I would recommend candidates to use this book as a 'syllabus indicator' and supplement their study with other materials freely available on the net and also some good video tutorials on youtube.
I was entirely disappointed at the content of this book.
Top reviews from other countries

I read the book twice and take notes. I read all the reference materials mentioned in the book. Reading those extra materials help me a lot with topics I’m not familiar with.
Highlights:
+ The book has a good set of questions.
+ Lots of diagrams and clear explanation.
+ You will learn something new by reading the book regardless of your experience.
Drawbacks:
- I wish the reference links are footnotes instead of being at the end of chapters. That way, it’s more accessible.
- Some topics are not talked about too much like security and stream processing.
- It’s tailored towards junior and semi-senior engineers. Some chapters are not deep enough. For example, I wish the author would talk more about feed ranking and caching in the designing news feed chapter.
Overall, it’s a masterpiece in system design books. However, no book can cover everything in system design. No one knows every system. Here are some of my other recommendations:
-- designing data-intensive applications. Highly recommended.
-- system design primer github repo. Highly recommended free resource.
-- Leetcode discussion forum about system designs.
-- Grokking the system interview course. This is an ok resource but not very deep.
-- Various youtube channels. I like channels like Tushar Roy, System Design Interview, Success in Tech, etc. There are a lot more but I found them most useful for senior engineer positions.
-- Various tech blogs: Facebook, Netflix, Uber, AirBnb, etc. Those tech blogs are extremely valuable to help us understand real-life systems.
-- highscalability website. The website contains lots of real world systems.
-- InfoQ youtube channel. Many tech companies talk about how they scale their systems at infoQ. I find sometimes it’s quite hard to find useful videos on google but when I narrow down it to a specific channel, it’s much easier to find. For example, I found a lot of useful tech talks about uber there. It’s invaluable when I interviewed there.

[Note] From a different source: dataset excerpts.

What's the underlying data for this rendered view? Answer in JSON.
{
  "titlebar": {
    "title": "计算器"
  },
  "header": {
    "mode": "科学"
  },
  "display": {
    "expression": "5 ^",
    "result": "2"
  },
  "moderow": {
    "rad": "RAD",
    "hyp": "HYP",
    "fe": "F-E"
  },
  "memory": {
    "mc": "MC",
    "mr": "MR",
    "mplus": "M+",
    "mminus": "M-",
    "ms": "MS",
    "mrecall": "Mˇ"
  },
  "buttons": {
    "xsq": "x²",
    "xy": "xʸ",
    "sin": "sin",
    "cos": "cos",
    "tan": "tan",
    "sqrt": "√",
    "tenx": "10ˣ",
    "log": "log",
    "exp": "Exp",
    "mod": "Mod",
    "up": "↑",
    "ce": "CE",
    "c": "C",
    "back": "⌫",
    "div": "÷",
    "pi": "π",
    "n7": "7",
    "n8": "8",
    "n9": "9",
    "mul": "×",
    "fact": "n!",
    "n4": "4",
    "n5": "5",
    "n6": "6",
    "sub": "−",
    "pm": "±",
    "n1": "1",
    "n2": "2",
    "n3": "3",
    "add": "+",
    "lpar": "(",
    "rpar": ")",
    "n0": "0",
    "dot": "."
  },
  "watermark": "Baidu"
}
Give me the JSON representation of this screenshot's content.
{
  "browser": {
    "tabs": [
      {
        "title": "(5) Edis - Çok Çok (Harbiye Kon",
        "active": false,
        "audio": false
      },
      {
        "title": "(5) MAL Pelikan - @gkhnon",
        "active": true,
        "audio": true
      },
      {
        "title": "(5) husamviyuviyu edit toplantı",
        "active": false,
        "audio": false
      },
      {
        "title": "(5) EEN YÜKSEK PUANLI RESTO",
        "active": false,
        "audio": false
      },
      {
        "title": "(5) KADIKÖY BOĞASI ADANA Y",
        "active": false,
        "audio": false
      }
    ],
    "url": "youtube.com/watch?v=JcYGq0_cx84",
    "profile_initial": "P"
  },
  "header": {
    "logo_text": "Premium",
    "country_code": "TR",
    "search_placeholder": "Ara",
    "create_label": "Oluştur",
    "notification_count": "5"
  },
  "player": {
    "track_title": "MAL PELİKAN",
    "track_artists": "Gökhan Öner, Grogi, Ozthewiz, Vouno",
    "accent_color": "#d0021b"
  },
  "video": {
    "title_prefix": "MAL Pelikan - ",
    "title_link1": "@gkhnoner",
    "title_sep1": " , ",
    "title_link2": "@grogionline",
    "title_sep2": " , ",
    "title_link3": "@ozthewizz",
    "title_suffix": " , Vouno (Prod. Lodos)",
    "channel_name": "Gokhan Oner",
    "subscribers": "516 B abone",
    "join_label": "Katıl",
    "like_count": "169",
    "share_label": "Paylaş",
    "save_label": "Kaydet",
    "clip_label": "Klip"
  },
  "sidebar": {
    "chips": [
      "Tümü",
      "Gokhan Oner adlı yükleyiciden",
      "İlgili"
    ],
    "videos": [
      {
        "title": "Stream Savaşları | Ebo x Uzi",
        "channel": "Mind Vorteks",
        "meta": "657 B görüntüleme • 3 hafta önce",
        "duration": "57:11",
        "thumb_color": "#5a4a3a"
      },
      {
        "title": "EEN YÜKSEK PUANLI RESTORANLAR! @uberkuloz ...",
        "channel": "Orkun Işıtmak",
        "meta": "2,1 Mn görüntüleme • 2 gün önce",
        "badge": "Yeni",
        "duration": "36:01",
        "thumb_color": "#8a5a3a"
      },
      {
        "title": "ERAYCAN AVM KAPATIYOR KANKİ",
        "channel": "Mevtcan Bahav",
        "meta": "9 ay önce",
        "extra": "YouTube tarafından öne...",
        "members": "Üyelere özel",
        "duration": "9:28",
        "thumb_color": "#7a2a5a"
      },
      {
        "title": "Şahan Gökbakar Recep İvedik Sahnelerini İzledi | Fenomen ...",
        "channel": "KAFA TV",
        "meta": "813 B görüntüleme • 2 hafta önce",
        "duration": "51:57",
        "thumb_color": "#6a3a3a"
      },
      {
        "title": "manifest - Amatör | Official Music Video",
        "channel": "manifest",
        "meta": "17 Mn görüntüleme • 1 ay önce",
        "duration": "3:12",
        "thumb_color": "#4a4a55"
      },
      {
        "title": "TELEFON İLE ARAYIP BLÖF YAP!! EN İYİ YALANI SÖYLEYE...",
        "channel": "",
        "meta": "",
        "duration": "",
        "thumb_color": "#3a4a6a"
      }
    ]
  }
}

1. Quality: the paper is thin and the print quality is poor. The author uses the same badly-scaled icon for a load balancer throughout and it's infuriating. There are several howling mistakes and errors, such as a point where the author tried to go through the time complexity of retrieving something from a Trie, but just ended one paragraph before finishing it.
2. Writing: there are many grammar errors and awkward phrasings. Wikipedia is quoted liberally. Many points are not justified or motivated. All sections are presented as system design problems rather than starting with some theory sections, meaning that the sections which should be on theory are ridiculous: consistent hashing is not a design problem; it is an algorithm that is useful for some design problems. The pretend discussions with interviewers at the beginning of each section are, every one, ridiculous, containing some bonkers question that no-one would think to ask. The information in the pretend answers to these question is, often as not, ignored or contradicted later without comment. No thought is given to context, such as when designing a web crawler and analysing it for "query rate" and "peak query rate" as if it were a web service exposed to end-users rather than an asynchronous background service.
3. Padding: the overall impression is of a product that was churned out with as little effort and expense as possible. Details are included with no thought to whether they would make sense to discuss in an interview. Diagrams are copy-pasted, the second time only to add some labels.
Don't buy this. It gets two stars because in spite of how awful it is, you can learn something from it. Nevertheless you are better off just reading free resources such as the System Design Primer, and you won't want to set them on fire.

The content of the book is not very well written in my opinion, and it not very coherent. it looks like a collecion of blog posts and on most problems it presents it just guides the reader to "a solution" without examining the problem at hand at (any) depth...it jsut presents a solution. An unsuspected reader may think that this problem is solved like that, which is not exactly the point.
The printing quality is really bad (if you are interested in having good books). the images are dim, the text has different intensity on every page (bad printing on cheap paper).
The diversity of subjects is OK but it is also what makes it incoherent. Some of them are not system design at all..
Overall I do not think it worths its money at all.

Following chapters investigate, interesting system design problems one by one. Problems covered are from rate limiter, consistent hashing, unique id generation and key value store etc. I thought initial chapters were written well but towards the end where author was trying to cover ‘Design Youtube’ or ‘Design Google Drive’ , it kind of lost its coherence a bit. The diagrams were not properly explained. New concepts were introduced without any proper explanation. Overall, the book is ok, but I wish author has put bit more technical rigor in analyzing and explaining. One major disappointment, for a book of this technical nature I was expecting a proper bibliography which wasn’t there.

The author talks about the "building blocks" of systems (e.g. caches, load balancers) then offers a 4 step framework for answering questions about system design. What follows is analysing various system design questions such as "How to build a web crawler".
There are plenty of diagrams and references for deeper details, and in general the content is clear. However, there are numerous typos and I think this could be edited better. In addition, as other reviewers have noticed, some parts really need to go into more technical detail or explain things better.
That said, it shows you the "lay of the land" in terms of systems. I'd recommend supplementing this with other great books like "Designing Data-Intensive Applications" (which is also recommended in this book).